Five years later, the president addressed the threat from Iran in a Jan. 10, 2007 speech announcing the start of the troop surge in Iraq. "Iran is providing material support for attacks on American troops," Bush said. "We will disrupt the attacks on our forces. We'll interrupt the flow of support from Iran and Syria. And we will seek out and destroy the networks providing advanced weaponry and training to our enemies in Iraq."
The State Department maintains an Iran page updated with news, documents and policy statements. The department also released a 2006 report alleging "significant human rights problems" in Iran, including executions for political dissent and apostasy, torture, sensory deprivation, dismembering or threatening to dismember prisoners, sections of the penal code allowing the stoning of adulterers, and other violations.
Update, Oct. 25, 2007: On Oct. 25, 2007, the Bush administration announced new unilateral sanctions against Iran. Most notably, the administration named Iran's Revolutionary Guard and its Ministry of Defense and Armed Forces Logistics "entitites of proliferation concern" regarding weapons of mass destruction. It also targeted the Revolutionary Guard's Quds Force for "providing material support to the Taliban and other terrorist organizations." Washington Post writer and longtime Iran observer Robin Wright called the sanctions "the broadest set of punitive measures imposed on Tehran since the 1979 takeover of the U.S. Embassy" and "the first time the United States has tried to isolate or punish another country's military."
The BBC has written a concise biography of Iran's hard-line president. It also features an interactive flow chart of the Islamic Republic's complex political structure. The chart dates from 2005, the year President Ahmadinejad was elected. Click on each office or branch of government to read a description of its powers and limitations.

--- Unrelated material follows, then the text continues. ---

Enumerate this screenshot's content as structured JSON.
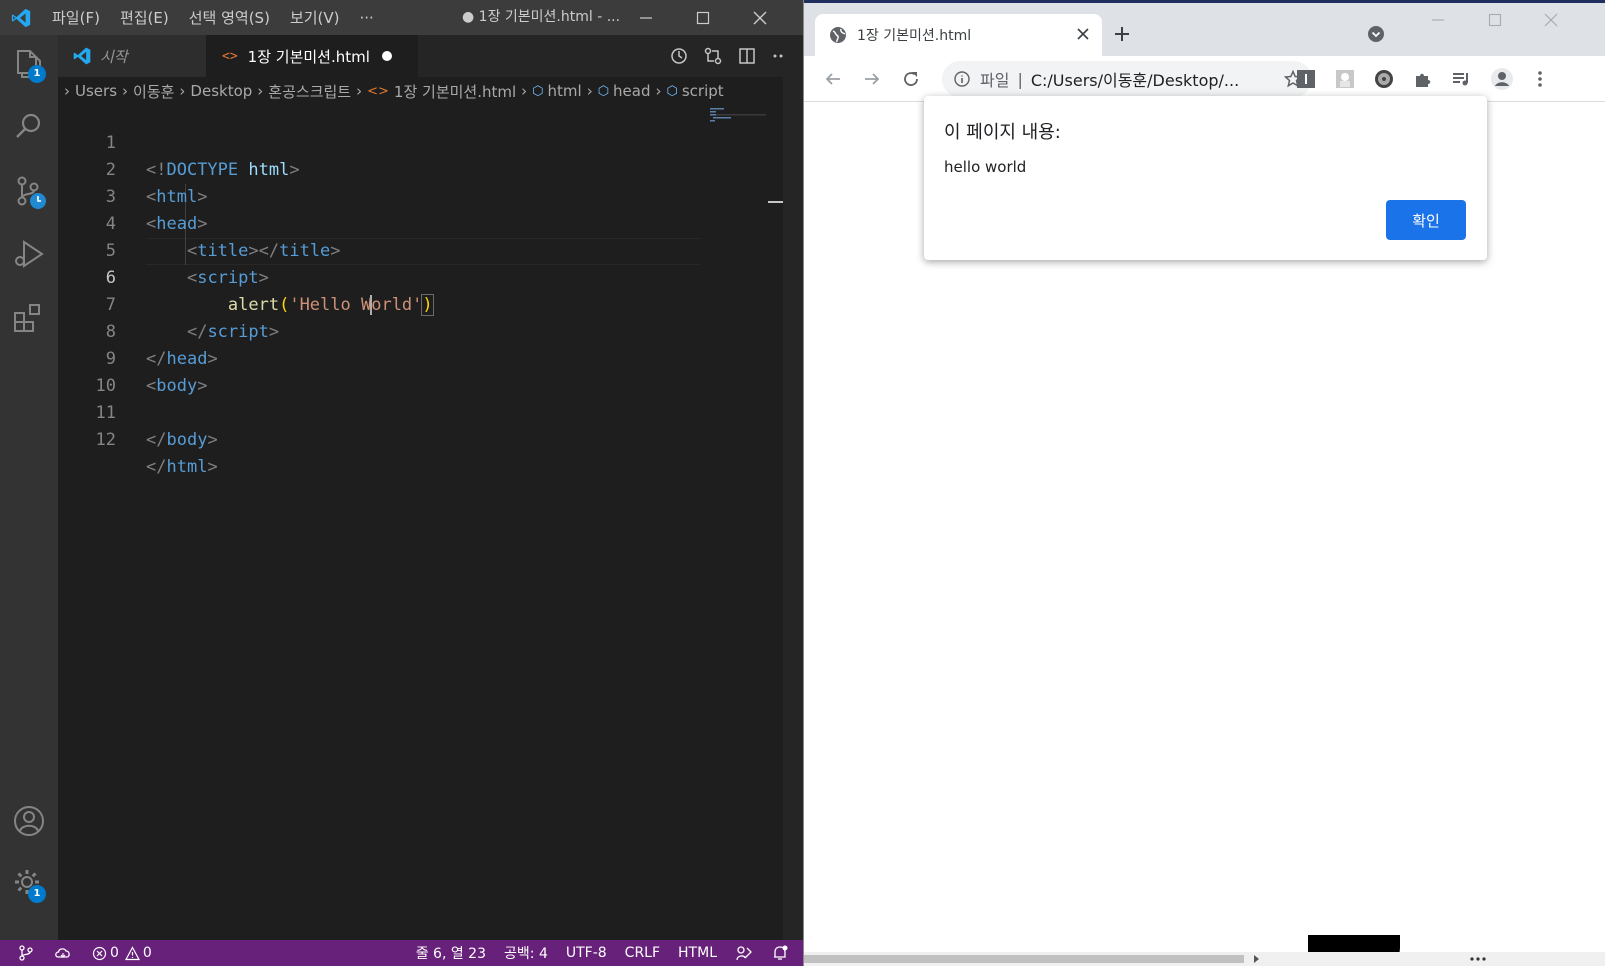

For Ahmadinejad in his own words, visit the English-language version of his offical Web site, or the full text of his 2006 letter to President Bush -- believed to be the first contact between Iranian and U.S. leaders since the 1979 revolution.
Mike Wallace's 2006 60 Minutes interview with Ahmadinejad gives viewers a glimpse of his confrontational style. You can view the full interview online. Highlights from the interview -- including his thoughts on President Bush, nuclear weapons and Israel -- are also available, along with a written account of the conversation. This September, Ahmadinejad granted 60 Minutes a second interview, this time with reporter Scott Pelley.
Time magazine reporter Scott MacLeod described his 2006 interview with Ahmadinjad as a "boxing match" in this photo essay on the Iranian president. Read the full interview here and view another Time photo essay on Ahmadinejad.
The Iranian president's speech at Columbia University was the most widely reported event of his September 2007 visit to the New York. The question-and-answer session, found in the second half of this transcript, covers Israel, terrorism, women's rights and the president's claim that there are no gay Iranians.
There is some debate among Iran watchers just how much power Ahmadinejad actually wields in Iran. A September 2007 essay from the Washington Institute assessed that the president's power was "slipping" due to "the growing power of former president Ali Akbar Rafsanjani" who is critical of Ahmadinejad's policies. But the following month, The New York Times speculated that the resignation of Ali Larijani, Iran's chief nuclear negotiator "speaks to a broader consolidation of power for Mr. Ahmadinejad and his allies in domestic affairs."